New Delhi: Just like US oil firm ConocoPhillips grabbed Venezuelan assets overseas to enforce an arbitration award, Indian bank accounts, airplanes and other foreign properties can be seized to collect USD 1.4 billion awarded to UK's Cairn Energy against Indian retro tax, according to a letter seen by PTI.
The British firm has begun identifying overseas Indian assets in case the Indian government fails to honour the arbitration award.
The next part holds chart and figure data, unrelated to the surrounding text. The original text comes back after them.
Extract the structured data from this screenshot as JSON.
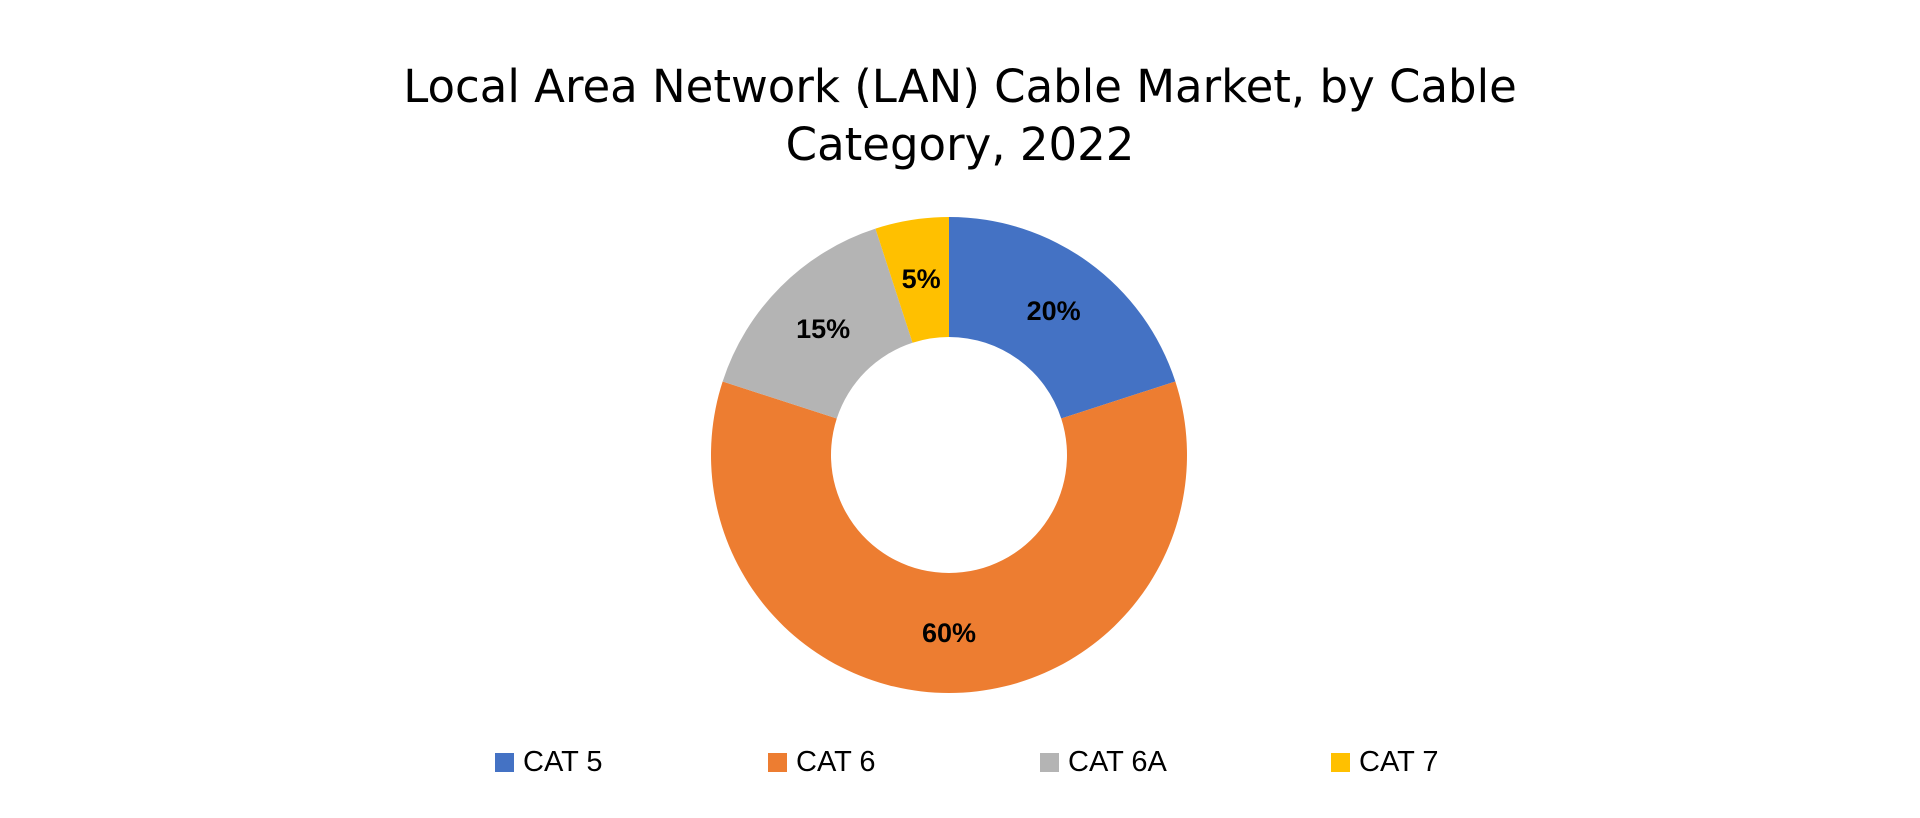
{
  "chart_data": {
    "type": "pie",
    "variant": "donut",
    "title_lines": [
      "Local Area Network (LAN) Cable Market, by Cable",
      "Category, 2022"
    ],
    "categories": [
      "CAT 5",
      "CAT 6",
      "CAT 6A",
      "CAT 7"
    ],
    "values": [
      20,
      60,
      15,
      5
    ],
    "labels": [
      "20%",
      "60%",
      "15%",
      "5%"
    ],
    "colors": [
      "#4472C4",
      "#ED7D31",
      "#B4B4B4",
      "#FFC000"
    ],
    "legend_position": "bottom",
    "start_angle": "12 o'clock",
    "direction": "clockwise"
  }
}
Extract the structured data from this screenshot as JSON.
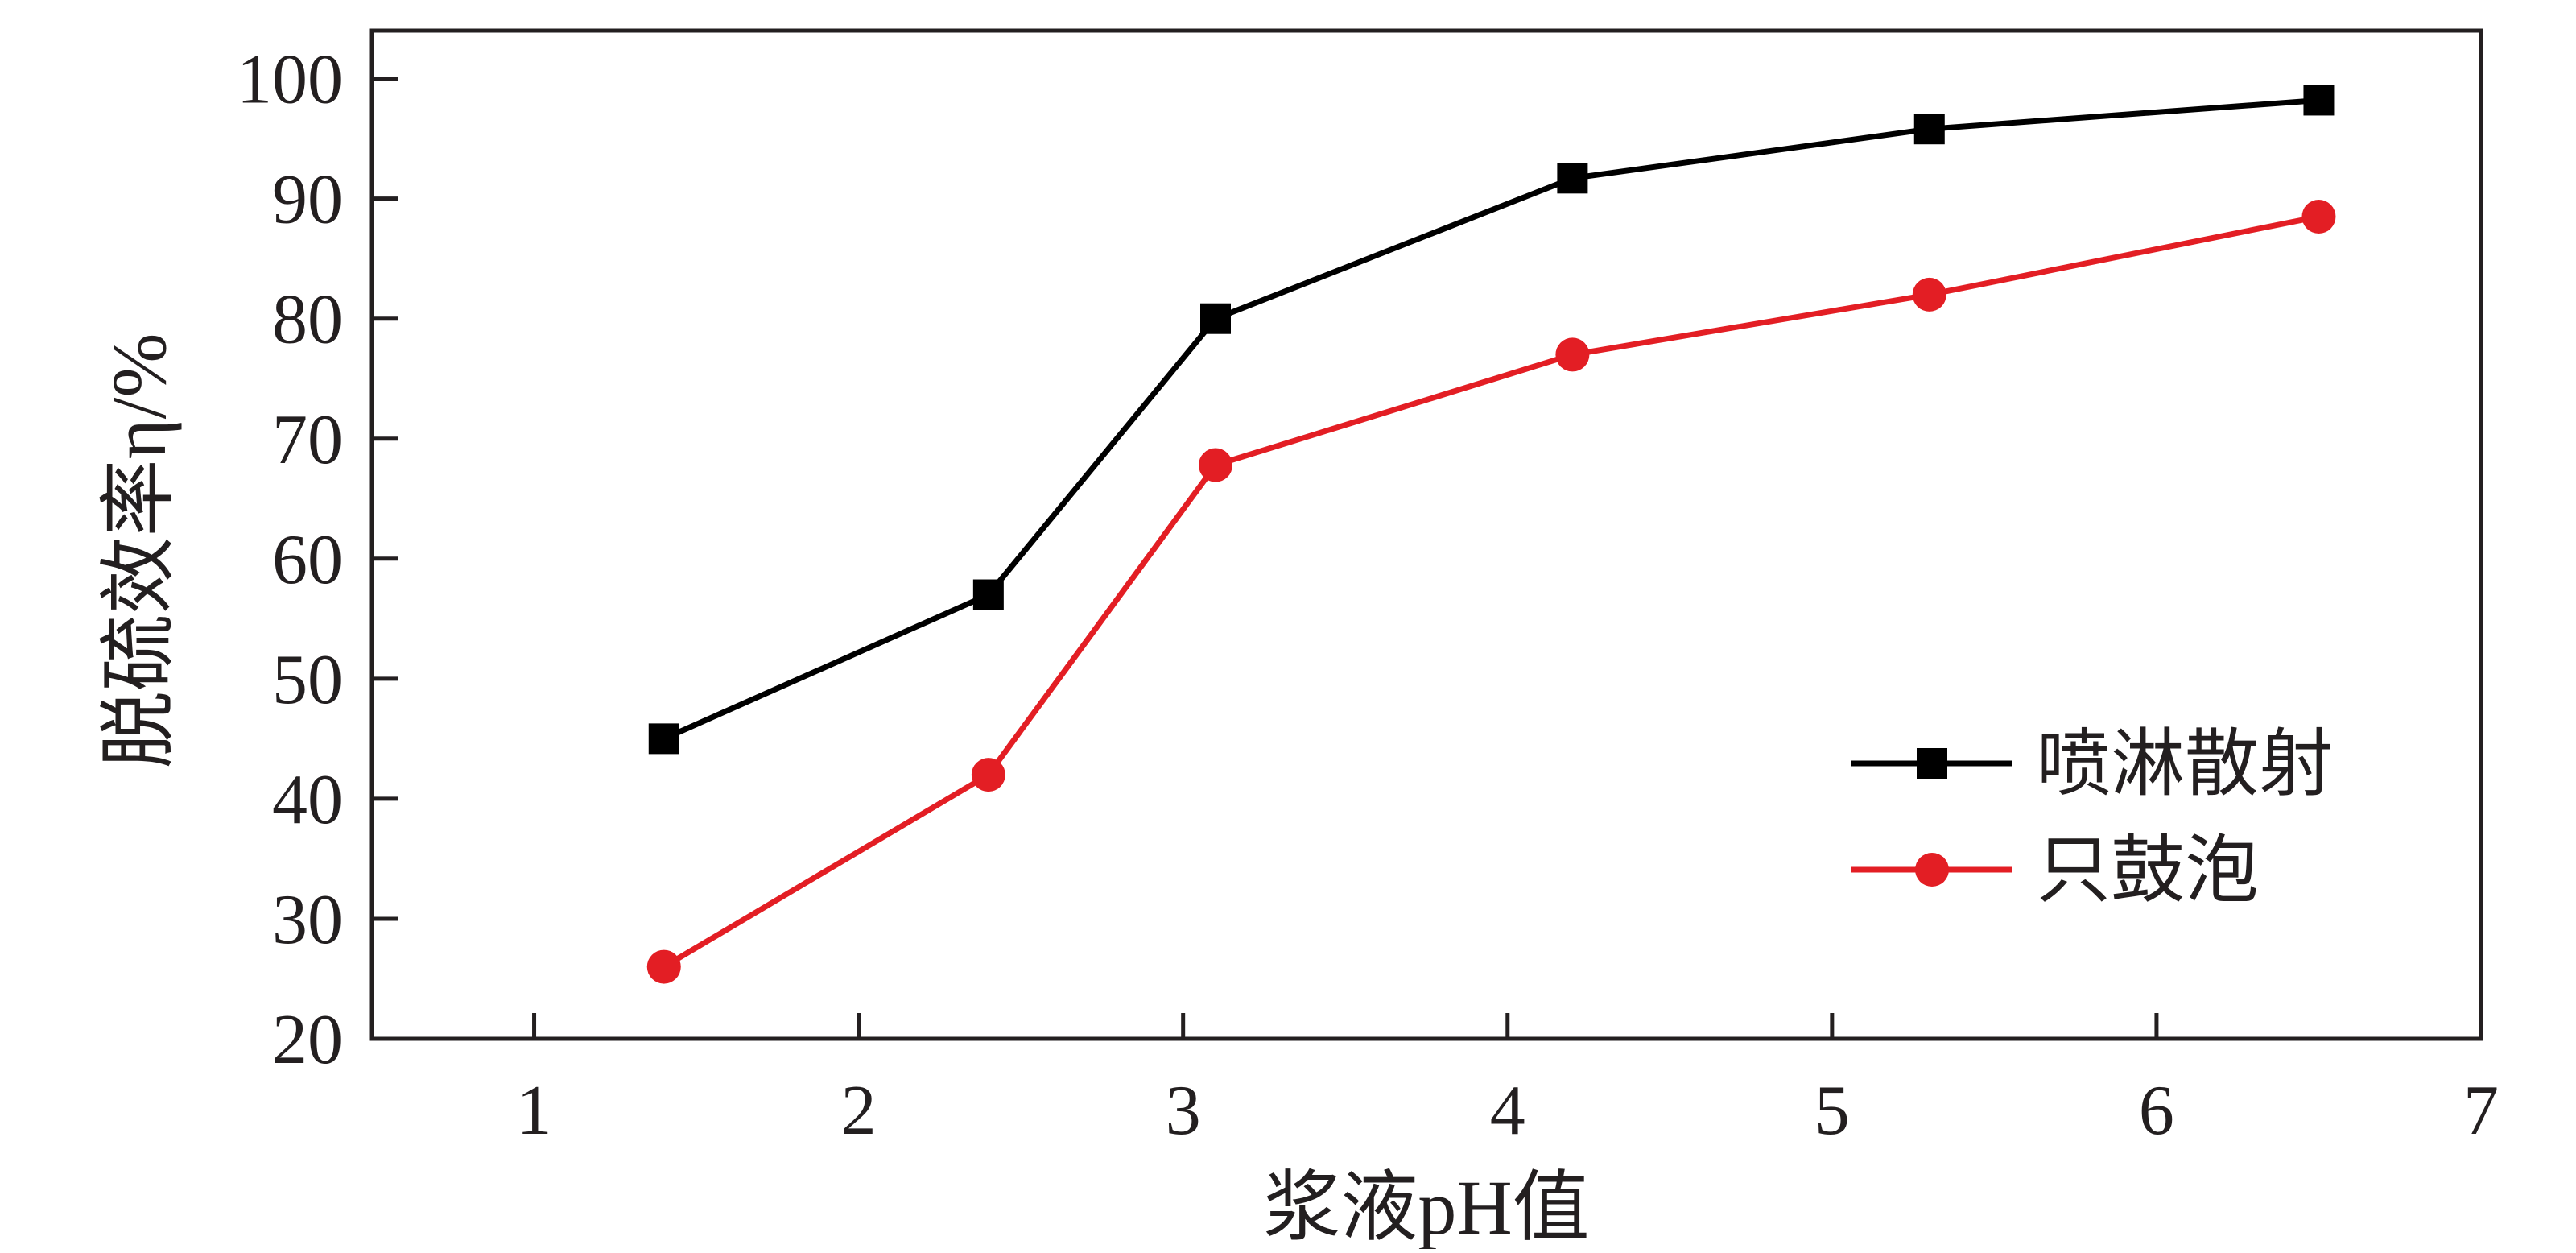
{
  "chart_data": {
    "type": "line",
    "title": "",
    "xlabel": "浆液pH值",
    "ylabel": "脱硫效率η/%",
    "xlim": [
      0.5,
      7
    ],
    "ylim": [
      20,
      104
    ],
    "xticks": [
      1,
      2,
      3,
      4,
      5,
      6,
      7
    ],
    "yticks": [
      20,
      30,
      40,
      50,
      60,
      70,
      80,
      90,
      100
    ],
    "xtick_labels": [
      "1",
      "2",
      "3",
      "4",
      "5",
      "6",
      "7"
    ],
    "ytick_labels": [
      "20",
      "30",
      "40",
      "50",
      "60",
      "70",
      "80",
      "90",
      "100"
    ],
    "grid": false,
    "legend_position": "lower-right",
    "series": [
      {
        "name": "喷淋散射",
        "color": "#000000",
        "marker": "square",
        "x": [
          1.4,
          2.4,
          3.1,
          4.2,
          5.3,
          6.5
        ],
        "y": [
          45,
          57,
          80,
          91.7,
          95.8,
          98.2
        ]
      },
      {
        "name": "只鼓泡",
        "color": "#e31e24",
        "marker": "circle",
        "x": [
          1.4,
          2.4,
          3.1,
          4.2,
          5.3,
          6.5
        ],
        "y": [
          26,
          42,
          67.8,
          77,
          82,
          88.5
        ]
      }
    ]
  }
}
Cairn CEO Simon Thomson in the January 22 letter to Indian High Commissioner in London, with copies marked to Prime Minister's Office, Finance Minister Nirmala Sitharaman and External Affairs Minister S Jaishankar, the arbitration award is "final and binding" and "the Government of India has an obligation to comply with its terms."
"As India is a signatory to the New York Convention, the award can be enforced against Indian assets in numerous jurisdictions around the world for which the necessary preparations have been put in place," he wrote.
In 2019, ConocoPhillips had moved US courts to seize Venezuelan state oil company PDVSA's assets to collect USD 2 billion compensation it had won in an arbitration against Venezuela's 2007 takeover of its assets. PDVSA thereafter paid ConocoPhillips.
The three-member tribunal, which comprised a judge appointed by India, last month unanimously overturned a Rs 10,247 crore retrospective tax demand on Cairn and asked the Indian government to return value of the shares it sold, dividend it seized and tax refunds it stopped to enforce the tax.
If India does not comply with the order of the tribunal at the Permanent Court of Arbitration in The Hague, it would be a violation of international rules on arbitral awards, commonly called the New York Convention.
Sources with knowledge of the matter said the options before the Indian government were limited. An appeal against the award in a court in The Hague may not yield positive results as the tribunal had given a very detailed 582-page order to make it "as bullet-proof" as possible.
In contrast, the September 2020 arbitration award in UK's Vodafone Group challenge to retro tax demand of Rs 22,100 crore was only 100 pages. That order has been challenged by India in a court in Singapore - the seat of that arbitration.
An appeal in Supreme Court against the Cairn arbitration award too may be futile as it remains to be seen if the Indian top court has jurisdiction to stay an award of an international tribunal, they said.
More importantly, Cairn is an international company, which unlike Vodafone, no longer has any operations in India.
Cairn in the letter said the money awarded in the arbitration award ultimately belongs to the firm's owners of Cairn, who include some of the largest global financial institutions such as Blackrock, Fidelity, Franklin Templeton, MFS, Schroders, Legal and General, Aviva, and Aberdeen Standard.
These owners can on their own or through Cairn move courts in the US, the UK and other places for seizing of Indian assets to enforce the arbitration award.
"The money disputed, and now adjudicated in the arbitration ultimately belongs to Cairn's shareholders, so the ramifications of the award and India's honouring of it go well beyond Cairn itself and run across the international investment community more widely," it wrote.
Cairn has hired an agency to identify bank accounts and other assets, including potentially Air India planes and even Indian ships, that could be seized in case India fails to comply. Diplomatic properties however cannot be touched.
The company has registered its claim against the Indian government in the Netherlands and France - essentially telling the regulators in the two countries that they may receive court orders for seizure of some Indian assets. Same would be done in Canada and the United States.
Cairn's top 20 shareholders hold 74.94 per cent stake. More than 30 per cent of the stock is held by investors from the US and the UK.
"Now that the award has been granted our shareholders expect early resolution, failing which they will expect Cairn to pursue the award in conformity with its rights under the treaty," the firm wrote adding its full-year results will be announced on March 9, and it will be important for shareholders to have clarity in advance of that date.
The Income Tax Department had in January 2014, slapped a Rs 10,247 crore tax assessment on Cairn for alleged capital gains it made in the 2006 business reorganisation. Cairn denied the scheme avoided any tax that was prevalent on that date and challenged the demand through an arbitration.
During the pendency of the arbitration, the government sold Cairn's near 5 per cent holding in Vedanta Ltd, seized dividends totalling Rs 1,140 crore due to it from those shareholdings and set off a Rs 1,590-crore tax refund against the demand.
The tribunal ruled the 2006 reorganisation of Cairn Energy's India business prior to listing on local bourses was not "unlawful tax avoidance" and ordered tax authorities to drop the tax demand which was levied following a 2012 amendment to the Income Tax Act that gave authorities powers to seek taxes on past deals.
It ordered the government to return the value of shares it had sold, dividends seized and tax refunds withheld to recover the tax demand along with interest. Also, it was asked to reimburse the cost of arbitration. All this totalled to USD 1.25 billion plus interest. Together with interest, the total due is USD 1.4 billion.
The government, in response to the arbitration award, had stated that it will study the order and "consider all options and take a decision on the further course of action, including legal remedies before appropriate fora".